На всем постсоветском пространстве в тот момент бушевал экономический кризис. Объемы производства падали, массовым явлением становилась безработица, инфляция росла невиданными до той поры темпами. По этому же сценарию развивались события в Казахстане.
Кризис и сам по себе ставит задачи, не имеющие банальных решений. Но в нашей республике ситуация дополнительно осложнялась для высшего управляющего звена тем, что ни у одного, пожалуй, из членов той правительственной команды не имелось практических навыков управления самостоятельными государственными структурами. Исключением являлся, наверное, лишь наш президент Нурсултан Назарбаев – он еще со времен СССР имел опыт решения общегосударственных проблем. Остальные не занимали в советской системе достаточно высоких должностей, сопряженных как с принятием крупных решений, так и с ответственностью за эти решения. Соответственно, цели и способы их достижения не всегда были понятны даже министрам и вице-премьерам.
Коротко говоря, наряду с экономическим кризисом имел место довольно масштабный кризис компетентности.

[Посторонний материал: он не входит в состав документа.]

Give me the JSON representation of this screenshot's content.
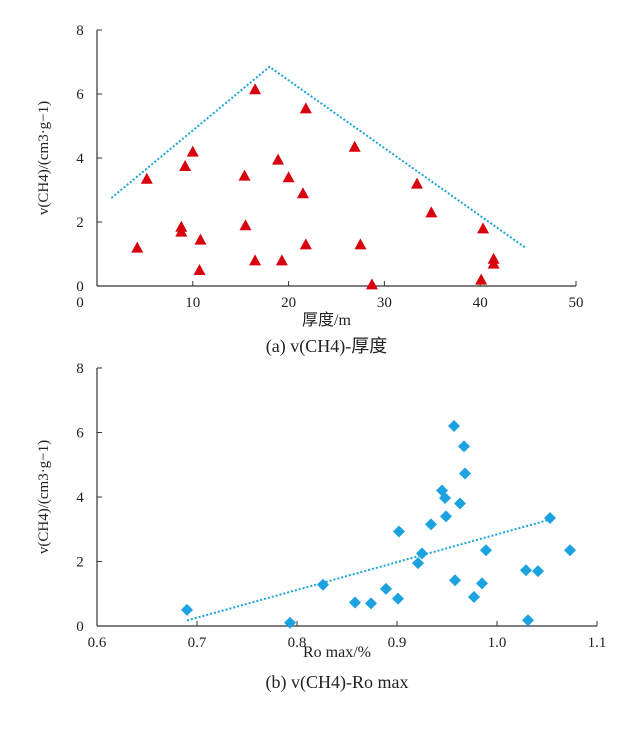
{
  "chart_data": [
    {
      "type": "scatter",
      "caption": "(a) v(CH4)-厚度",
      "xlabel": "厚度/m",
      "ylabel": "v(CH4)/(cm3·g−1)",
      "xlim": [
        0,
        50
      ],
      "ylim": [
        0,
        8
      ],
      "xticks": [
        "0",
        "10",
        "20",
        "30",
        "40",
        "50"
      ],
      "yticks": [
        "0",
        "2",
        "4",
        "6",
        "8"
      ],
      "marker": "triangle",
      "color": "#d9000e",
      "line_color": "#1aa3d9",
      "points": [
        [
          4.2,
          1.2
        ],
        [
          5.2,
          3.35
        ],
        [
          8.8,
          1.85
        ],
        [
          8.8,
          1.7
        ],
        [
          9.2,
          3.75
        ],
        [
          10,
          4.2
        ],
        [
          10.8,
          1.45
        ],
        [
          10.7,
          0.5
        ],
        [
          15.4,
          3.45
        ],
        [
          15.5,
          1.9
        ],
        [
          16.5,
          6.15
        ],
        [
          16.5,
          0.8
        ],
        [
          18.9,
          3.95
        ],
        [
          19.3,
          0.8
        ],
        [
          20,
          3.4
        ],
        [
          21.5,
          2.9
        ],
        [
          21.8,
          5.55
        ],
        [
          21.8,
          1.3
        ],
        [
          26.9,
          4.35
        ],
        [
          27.5,
          1.3
        ],
        [
          28.7,
          0.05
        ],
        [
          33.4,
          3.2
        ],
        [
          34.9,
          2.3
        ],
        [
          40.3,
          1.8
        ],
        [
          40.1,
          0.2
        ],
        [
          41.4,
          0.85
        ],
        [
          41.4,
          0.7
        ]
      ],
      "envelope": [
        [
          1.5,
          2.75
        ],
        [
          18,
          6.85
        ],
        [
          44.7,
          1.2
        ]
      ]
    },
    {
      "type": "scatter",
      "caption": "(b) v(CH4)-Ro max",
      "xlabel": "Ro max/%",
      "ylabel": "v(CH4)/(cm3·g−1)",
      "xlim": [
        0.6,
        1.1
      ],
      "ylim": [
        0,
        8
      ],
      "xticks": [
        "0.6",
        "0.7",
        "0.8",
        "0.9",
        "1.0",
        "1.1"
      ],
      "yticks": [
        "0",
        "2",
        "4",
        "6",
        "8"
      ],
      "marker": "diamond",
      "color": "#1aa3e0",
      "line_color": "#1aa3d9",
      "points": [
        [
          0.69,
          0.5
        ],
        [
          0.793,
          0.1
        ],
        [
          0.826,
          1.28
        ],
        [
          0.858,
          0.73
        ],
        [
          0.874,
          0.7
        ],
        [
          0.889,
          1.15
        ],
        [
          0.901,
          0.85
        ],
        [
          0.902,
          2.93
        ],
        [
          0.921,
          1.95
        ],
        [
          0.925,
          2.25
        ],
        [
          0.934,
          3.15
        ],
        [
          0.945,
          4.2
        ],
        [
          0.948,
          3.97
        ],
        [
          0.949,
          3.4
        ],
        [
          0.957,
          6.2
        ],
        [
          0.958,
          1.42
        ],
        [
          0.963,
          3.8
        ],
        [
          0.967,
          5.57
        ],
        [
          0.968,
          4.73
        ],
        [
          0.977,
          0.9
        ],
        [
          0.985,
          1.32
        ],
        [
          0.989,
          2.35
        ],
        [
          1.029,
          1.73
        ],
        [
          1.031,
          0.18
        ],
        [
          1.041,
          1.7
        ],
        [
          1.053,
          3.35
        ],
        [
          1.073,
          2.35
        ]
      ],
      "trendline": [
        [
          0.69,
          0.17
        ],
        [
          1.053,
          3.3
        ]
      ]
    }
  ]
}
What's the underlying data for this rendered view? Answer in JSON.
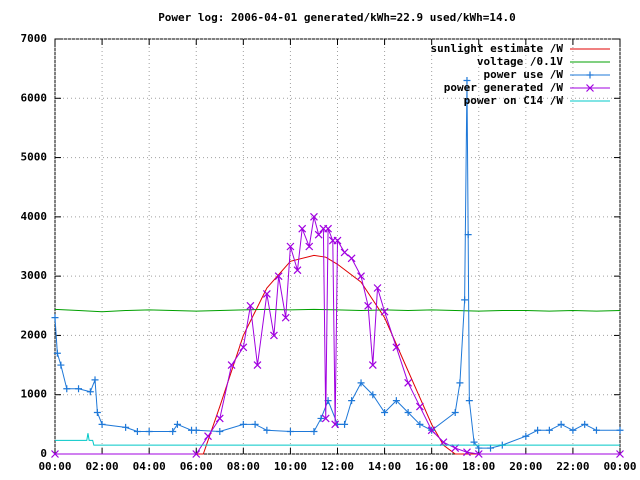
{
  "chart_data": {
    "type": "line",
    "title": "Power log: 2006-04-01 generated/kWh=22.9 used/kWh=14.0",
    "xlim": [
      0,
      24
    ],
    "ylim": [
      0,
      7000
    ],
    "xticks": [
      {
        "value": 0,
        "label": "00:00"
      },
      {
        "value": 2,
        "label": "02:00"
      },
      {
        "value": 4,
        "label": "04:00"
      },
      {
        "value": 6,
        "label": "06:00"
      },
      {
        "value": 8,
        "label": "08:00"
      },
      {
        "value": 10,
        "label": "10:00"
      },
      {
        "value": 12,
        "label": "12:00"
      },
      {
        "value": 14,
        "label": "14:00"
      },
      {
        "value": 16,
        "label": "16:00"
      },
      {
        "value": 18,
        "label": "18:00"
      },
      {
        "value": 20,
        "label": "20:00"
      },
      {
        "value": 22,
        "label": "22:00"
      },
      {
        "value": 24,
        "label": "00:00"
      }
    ],
    "yticks": [
      0,
      1000,
      2000,
      3000,
      4000,
      5000,
      6000,
      7000
    ],
    "grid": true,
    "legend": "top-right",
    "series": [
      {
        "name": "sunlight estimate /W",
        "color": "#e00000",
        "marker": "none",
        "x": [
          0,
          6.3,
          7,
          8,
          9,
          10,
          11,
          11.5,
          12,
          13,
          14,
          15,
          16,
          16.5,
          17,
          24
        ],
        "values": [
          0,
          0,
          800,
          2000,
          2800,
          3250,
          3350,
          3320,
          3200,
          2900,
          2300,
          1400,
          500,
          150,
          0,
          0
        ]
      },
      {
        "name": "voltage /0.1V",
        "color": "#00a000",
        "marker": "none",
        "x": [
          0,
          1,
          2,
          3,
          4,
          5,
          6,
          7,
          8,
          9,
          10,
          11,
          12,
          13,
          14,
          15,
          16,
          17,
          18,
          19,
          20,
          21,
          22,
          23,
          24
        ],
        "values": [
          2440,
          2420,
          2400,
          2420,
          2430,
          2420,
          2410,
          2420,
          2430,
          2440,
          2430,
          2440,
          2430,
          2420,
          2430,
          2420,
          2430,
          2420,
          2410,
          2420,
          2420,
          2410,
          2420,
          2410,
          2420
        ]
      },
      {
        "name": "power use /W",
        "color": "#1e78d8",
        "marker": "plus",
        "x": [
          0,
          0.1,
          0.25,
          0.5,
          1,
          1.5,
          1.7,
          1.8,
          2,
          3,
          3.5,
          4,
          5,
          5.2,
          5.8,
          6,
          7,
          8,
          8.5,
          9,
          10,
          11,
          11.3,
          11.6,
          12,
          12.3,
          12.6,
          13,
          13.5,
          14,
          14.5,
          15,
          15.5,
          16,
          17,
          17.2,
          17.4,
          17.5,
          17.55,
          17.6,
          17.8,
          18,
          18.5,
          19,
          20,
          20.5,
          21,
          21.5,
          22,
          22.5,
          23,
          24
        ],
        "values": [
          2300,
          1700,
          1500,
          1100,
          1100,
          1050,
          1250,
          700,
          500,
          450,
          380,
          380,
          380,
          500,
          400,
          400,
          380,
          500,
          500,
          400,
          380,
          380,
          600,
          900,
          500,
          500,
          900,
          1200,
          1000,
          700,
          900,
          700,
          500,
          400,
          700,
          1200,
          2600,
          6300,
          3700,
          900,
          200,
          100,
          100,
          150,
          300,
          400,
          400,
          500,
          400,
          500,
          400,
          400
        ]
      },
      {
        "name": "power generated /W",
        "color": "#a000e0",
        "marker": "cross",
        "x": [
          0,
          6,
          6.5,
          7,
          7.5,
          8,
          8.3,
          8.6,
          9,
          9.3,
          9.5,
          9.8,
          10,
          10.3,
          10.5,
          10.8,
          11,
          11.2,
          11.4,
          11.5,
          11.6,
          11.8,
          11.9,
          12,
          12.3,
          12.6,
          13,
          13.3,
          13.5,
          13.7,
          14,
          14.5,
          15,
          15.5,
          16,
          16.5,
          17,
          17.5,
          18,
          24
        ],
        "values": [
          0,
          0,
          300,
          600,
          1500,
          1800,
          2500,
          1500,
          2700,
          2000,
          3000,
          2300,
          3500,
          3100,
          3800,
          3500,
          4000,
          3700,
          3800,
          600,
          3800,
          3600,
          500,
          3600,
          3400,
          3300,
          3000,
          2500,
          1500,
          2800,
          2400,
          1800,
          1200,
          800,
          400,
          200,
          100,
          30,
          0,
          0
        ]
      },
      {
        "name": "power on C14 /W",
        "color": "#00c8c8",
        "marker": "none",
        "x": [
          0,
          1.35,
          1.4,
          1.45,
          1.6,
          1.65,
          18,
          24
        ],
        "values": [
          230,
          230,
          350,
          230,
          230,
          150,
          150,
          150
        ]
      }
    ]
  }
}
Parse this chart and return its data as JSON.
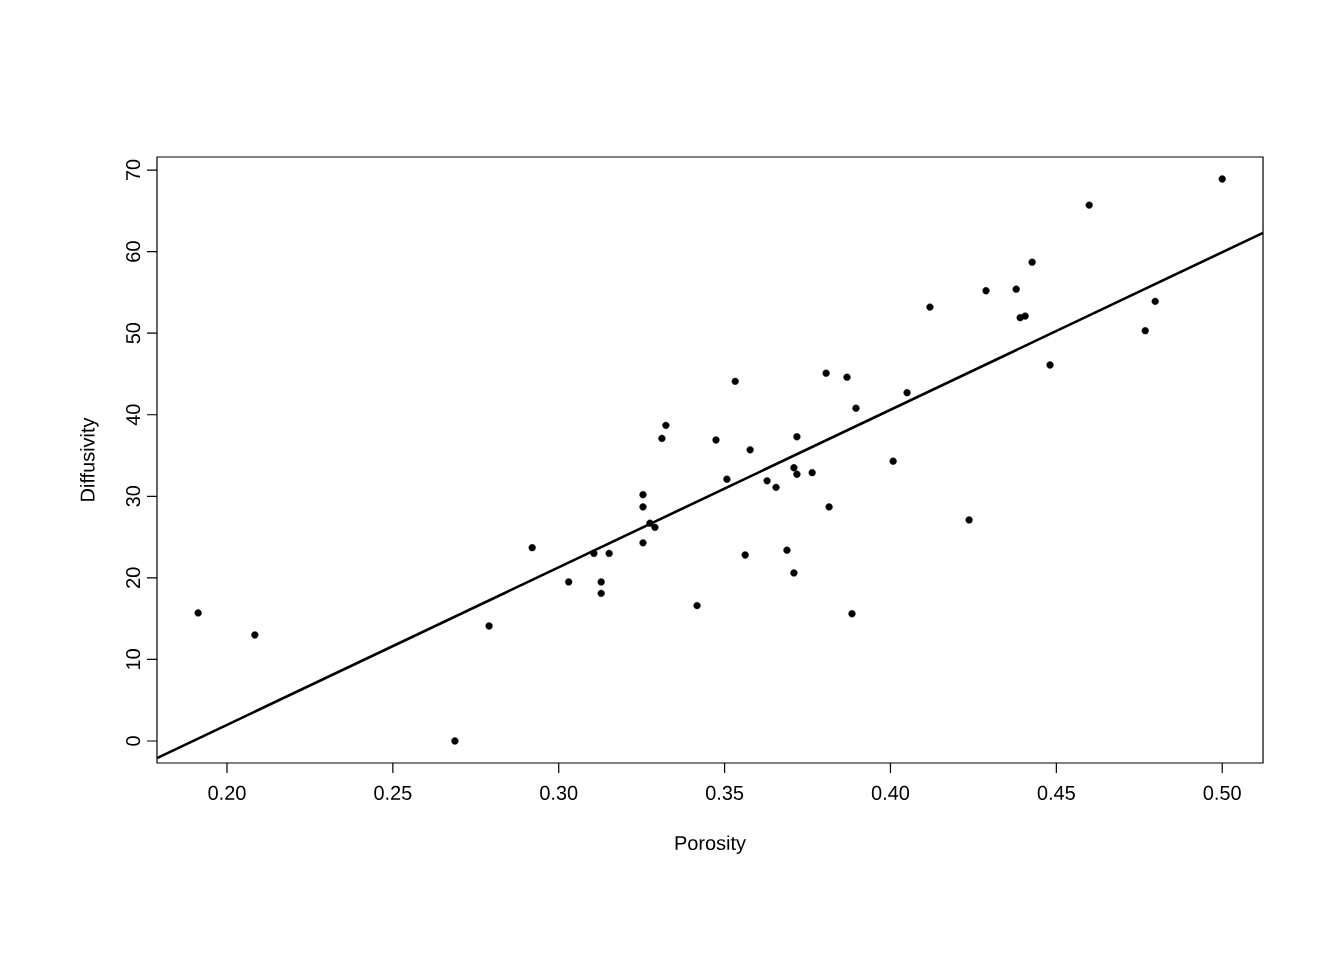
{
  "chart_data": {
    "type": "scatter",
    "xlabel": "Porosity",
    "ylabel": "Diffusivity",
    "xlim": [
      0.1789,
      0.5123
    ],
    "ylim": [
      -2.7,
      71.6
    ],
    "xticks": [
      {
        "value": 0.2,
        "label": "0.20"
      },
      {
        "value": 0.25,
        "label": "0.25"
      },
      {
        "value": 0.3,
        "label": "0.30"
      },
      {
        "value": 0.35,
        "label": "0.35"
      },
      {
        "value": 0.4,
        "label": "0.40"
      },
      {
        "value": 0.45,
        "label": "0.45"
      },
      {
        "value": 0.5,
        "label": "0.50"
      }
    ],
    "yticks": [
      0,
      10,
      20,
      30,
      40,
      50,
      60,
      70
    ],
    "grid": false,
    "series": [
      {
        "marker": "circle",
        "color": "#000000",
        "x": [
          0.1913,
          0.2084,
          0.2687,
          0.279,
          0.292,
          0.303,
          0.3106,
          0.3128,
          0.3128,
          0.3152,
          0.3254,
          0.3254,
          0.3254,
          0.3275,
          0.329,
          0.3311,
          0.3323,
          0.3417,
          0.3474,
          0.3507,
          0.3532,
          0.3562,
          0.3577,
          0.3628,
          0.3655,
          0.3688,
          0.3709,
          0.3709,
          0.3718,
          0.3718,
          0.3764,
          0.3806,
          0.3815,
          0.3869,
          0.3884,
          0.3896,
          0.4008,
          0.405,
          0.4119,
          0.4237,
          0.4288,
          0.4379,
          0.4391,
          0.4406,
          0.4427,
          0.4481,
          0.4599,
          0.4768,
          0.4798,
          0.5
        ],
        "values": [
          15.7,
          13.0,
          0.0,
          14.1,
          23.7,
          19.5,
          23.0,
          19.5,
          18.1,
          23.0,
          30.2,
          28.7,
          24.3,
          26.7,
          26.2,
          37.1,
          38.7,
          16.6,
          36.9,
          32.1,
          44.1,
          22.8,
          35.7,
          31.9,
          31.1,
          23.4,
          33.5,
          20.6,
          32.7,
          37.3,
          32.9,
          45.1,
          28.7,
          44.6,
          15.6,
          40.8,
          34.3,
          42.7,
          53.2,
          27.1,
          55.2,
          55.4,
          51.9,
          52.1,
          58.7,
          46.1,
          65.7,
          50.3,
          53.9,
          68.9
        ]
      },
      {
        "type": "line",
        "color": "#000000",
        "x": [
          0.1789,
          0.5123
        ],
        "values": [
          -2.1,
          62.3
        ]
      }
    ]
  }
}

Для того чтобы справиться с экономической ситуацией, летом 1992 года распоряжением президента была создана рабочая группа по выработке антикризисной программы. Я вошел в нее в качестве одного из участников. На первом этапе мы не занимались собственно реформами, а лишь пытались реагировать на то, что происходит в России: никто из российского руководства с казахстанскими властями свои действия особенно не согласовывал. В таком формате, с оглядкой на Москву, поработали месяца два. Привлекали для консультаций Явлинского, других российских экономистов.
И дозревали до понимания, что надо не только (даже не столько) выстраивать отношения с Россией, но двигаться самостоятельно.
Совершенно очевидным это стало при подготовке к введению национальной валюты.
Тема введения собственной валюты начала обсуждаться в Казахстане еще в 1991 году. Но в тот момент однозначное решение не было очевидным. Как сохранение рублевой зоны, так и введение национальных денег имели и свои плюсы, и минусы. Основным плюсом сохранения рублевой зоны было сохранение экономических связей. Основным плюсом введения национальной валюты – обретение реального суверенитета.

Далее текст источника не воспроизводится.